Certainly nothing about the settlement (or the Amarin Court's decision) changes the core proposition that the First Amendment only protects commercial speech that is both truthful and non-misleading. The FDA clearly retains the authority to protect consumers and physicians from advertising and promotion that is false and misleading. The current FDCA, which was amended after widespread deaths due to ineffective or adulterated drugs, requires manufacturers to demonstrate their drugs are both safe and effective for the intended uses before the FDA will approve distribution. And a drug still may be deemed "misbranded" if, among other things, "its label is false or misleading; the label fails to display required information prominently; its container is misleading; or it is dangerous to health when used in the dosage, manner, frequency, or duration prescribed, recommended, or suggested on the label." Caronia, 703 F.3d at 154 n.3. Given the expansive definition of misbranding and the history of the regulations that govern drug advertising, drug manufacturers that publish false or misleading information, or information that might promote unsafe use, are still susceptible to misbranding actions. Thus, the FDA will almost certainly be on the lookout for disputes that may ultimately limit the scope of Amarin.

Finally, although the Amarin decision and settlement clearly provide some First Amendment protections to pharmaceutical companies and their employees regarding off-label promotion, what constitutes "truthful and non-misleading" information remains a distinctly gray area that will vary depending on many factors such as the drug at issue and the intended audience. As evidenced by its cautionary statements to drug manufacturers regarding the continuing concerns about misbranding, the Amarin Court clearly appreciates this reality. It is critical that pharmaceutical companies must do the same by employing precautionary measures to pre-screen promotional materials with the FDA.

In sum, how and to what extent the Amarin decision and settlement will impact pharmaceutical companies' ability to market drugs for off-label uses is difficult to predict at present.
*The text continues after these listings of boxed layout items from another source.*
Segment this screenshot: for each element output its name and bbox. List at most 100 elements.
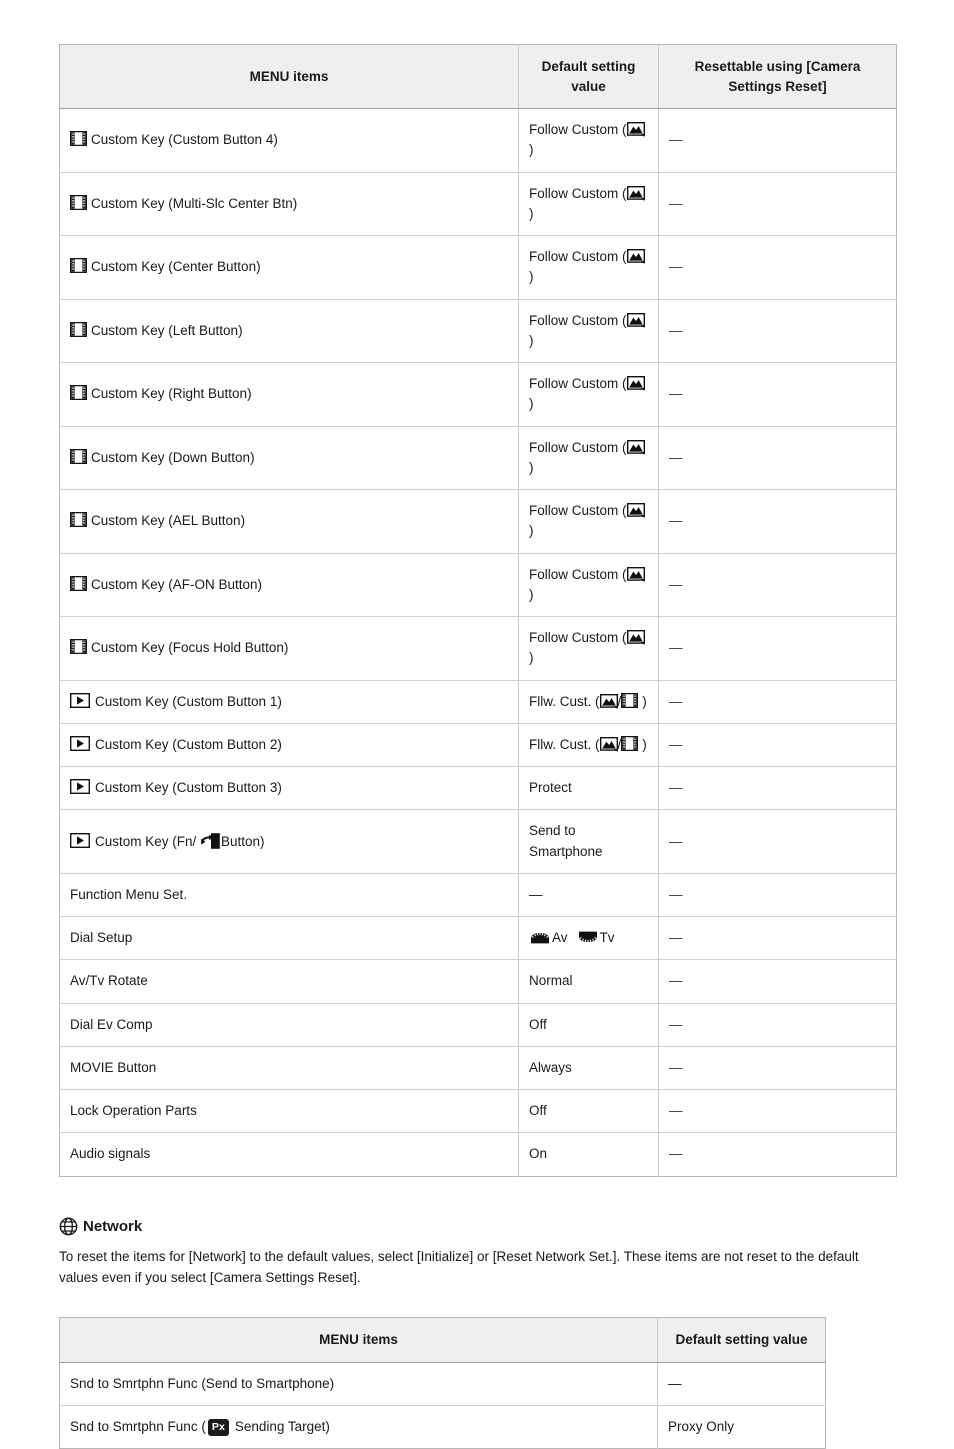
resettable-value: — [669, 1146, 683, 1162]
menu-item-label: Dial Setup [70, 930, 133, 946]
default-value-text: Send to Smartphone [529, 823, 603, 859]
network-cell-default-value: — [657, 1362, 826, 1407]
network-section-description: To reset the items for [Network] to the … [59, 1248, 859, 1286]
playback-icon [70, 832, 90, 848]
default-value-text: Always [529, 1059, 572, 1075]
cell-default-value: — [518, 873, 659, 918]
resettable-value: — [669, 1103, 683, 1119]
network-menu-item-label-suffix: Sending Target) [231, 1419, 330, 1435]
dial-setup-value: Av Tv [529, 930, 615, 945]
cell-menu-item: Lock Operation Parts [59, 1089, 519, 1134]
cell-resettable: — [658, 489, 897, 554]
network-column-header-default-setting-value: Default setting value [657, 1317, 826, 1363]
default-value-suffix: ) [642, 736, 647, 752]
network-menu-item-label: Snd to Smrtphn Func (Send to Smartphone) [70, 1375, 335, 1391]
resettable-value: — [669, 195, 683, 211]
cell-menu-item: Custom Key (Left Button) [59, 299, 519, 364]
network-default-value-text: Proxy Only [668, 1419, 735, 1435]
network-settings-table: MENU items Default setting value Snd to … [59, 1317, 826, 1449]
column-header-menu-items: MENU items [59, 44, 519, 110]
cell-menu-item: Custom Key (Focus Hold Button) [59, 616, 519, 681]
network-default-value-text: — [668, 1375, 682, 1391]
menu-item-label: Lock Operation Parts [70, 1103, 197, 1119]
column-header-resettable: Resettable using [Camera Settings Reset] [658, 44, 897, 110]
table-row: Av/Tv Rotate Normal — [59, 959, 897, 1004]
cell-menu-item: Custom Key (Custom Button 3) [59, 766, 519, 811]
cell-resettable: — [658, 1046, 897, 1091]
cell-menu-item: Audio signals [59, 1132, 519, 1177]
network-cell-default-value: Proxy Only [658, 1406, 826, 1449]
table-row: Custom Key (Custom Button 1) Fllw. Cust. … [59, 680, 897, 724]
network-section-title: Network [59, 1217, 895, 1236]
table-row: Dial Ev Comp Off — [59, 1003, 897, 1047]
table-row: Custom Key (Fn/ Button) Send to Smartphon… [59, 809, 897, 874]
cell-resettable: — [658, 1089, 897, 1134]
default-value-text: Normal [529, 973, 573, 989]
cell-resettable: — [658, 959, 897, 1004]
cell-default-value: Off [518, 1089, 659, 1134]
playback-icon [70, 779, 90, 795]
network-cell-menu-item: Snd to Smrtphn Func (Send to Smartphone) [59, 1362, 658, 1407]
cell-menu-item: Av/Tv Rotate [59, 959, 519, 1004]
default-value-suffix: ) [529, 269, 534, 285]
globe-icon [59, 1217, 78, 1236]
table-row: Custom Key (Custom Button 3) Protect — [59, 766, 897, 811]
default-value-text: Follow Custom ( [529, 376, 627, 392]
resettable-value: — [669, 886, 683, 902]
movie-icon [70, 321, 87, 337]
default-value-text: Follow Custom ( [529, 312, 627, 328]
cell-default-value: Follow Custom () [518, 172, 659, 237]
cell-resettable: — [658, 299, 897, 364]
movie-icon [70, 258, 87, 274]
default-value-text: Fllw. Cust. ( [529, 693, 600, 709]
cell-default-value: Follow Custom () [518, 362, 659, 427]
cell-resettable: — [658, 873, 897, 918]
default-value-suffix: ) [642, 693, 647, 709]
network-title-text: Network [83, 1217, 143, 1235]
cell-menu-item: Custom Key (Fn/ Button) [59, 809, 519, 874]
cell-resettable: — [658, 916, 897, 961]
cell-resettable: — [658, 723, 897, 768]
cell-menu-item: Dial Setup [59, 916, 519, 961]
cell-default-value: Off [518, 1003, 659, 1047]
table-row: Custom Key (Focus Hold Button) Follow Cus… [59, 616, 897, 681]
still-image-icon [626, 376, 645, 392]
resettable-value: — [669, 693, 683, 709]
cell-default-value: Follow Custom () [518, 108, 659, 173]
resettable-value: — [669, 259, 683, 275]
movie-icon [70, 448, 87, 464]
still-image-icon [599, 736, 618, 752]
network-table-header-row: MENU items Default setting value [59, 1317, 826, 1363]
cell-resettable: — [658, 616, 897, 681]
movie-icon [70, 194, 87, 210]
cell-menu-item: Custom Key (Custom Button 1) [59, 680, 519, 724]
menu-item-label: MOVIE Button [70, 1059, 157, 1075]
table-row: Custom Key (Right Button) Follow Custom (… [59, 362, 897, 427]
default-value-suffix: ) [529, 396, 534, 412]
menu-item-label: Custom Key (Left Button) [91, 322, 243, 338]
cell-resettable: — [658, 809, 897, 874]
default-value-text: Off [529, 1016, 547, 1032]
movie-icon [70, 512, 87, 528]
movie-icon [70, 385, 87, 401]
default-value-text: — [529, 886, 543, 902]
cell-resettable: — [658, 680, 897, 724]
cell-resettable: — [658, 766, 897, 811]
cell-menu-item: Custom Key (Center Button) [59, 235, 519, 300]
cell-default-value: Follow Custom () [518, 489, 659, 554]
default-value-text: Fllw. Cust. ( [529, 736, 600, 752]
camera-settings-reset-table: MENU items Default setting value Resetta… [59, 44, 897, 1177]
default-value-suffix: ) [529, 332, 534, 348]
cell-menu-item: Custom Key (AF-ON Button) [59, 553, 519, 618]
still-image-icon [626, 312, 645, 328]
default-value-text: Protect [529, 780, 572, 796]
default-value-text: Follow Custom ( [529, 503, 627, 519]
table-row: Custom Key (Custom Button 2) Fllw. Cust. … [59, 723, 897, 768]
resettable-value: — [669, 322, 683, 338]
default-value-text: Off [529, 1103, 547, 1119]
resettable-value: — [669, 930, 683, 946]
cell-resettable: — [658, 426, 897, 491]
menu-item-label: Custom Key (Custom Button 1) [95, 693, 282, 709]
network-cell-menu-item: Snd to Smrtphn Func (Px Sending Target) [59, 1405, 658, 1449]
default-value-suffix: ) [529, 650, 534, 666]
Although Amarin is indeed unprecedented, the FDA will remain vigilant in identifying off-label marketing activities, even where it might be willing to negotiate. Pharmaceutical companies and their employees should also continue to use caution regarding any advertisements or promotional activities that stray from a product's current FDA-approved labeling.

1 Amarin Pharma, Inc. v. United States FDA, 119 F. Supp. 3d 196 (S.D.N.Y. 2015).
2 The Court approved the settlement agreement on March 8, 2016.
3 United States v. Caronia, 703 F.3d 149 (2d Cir. 2012).

DISCLAIMER: Because of the generality of this update, the information provided herein may not be applicable in all situations and should not be acted upon without specific legal advice based on particular situations.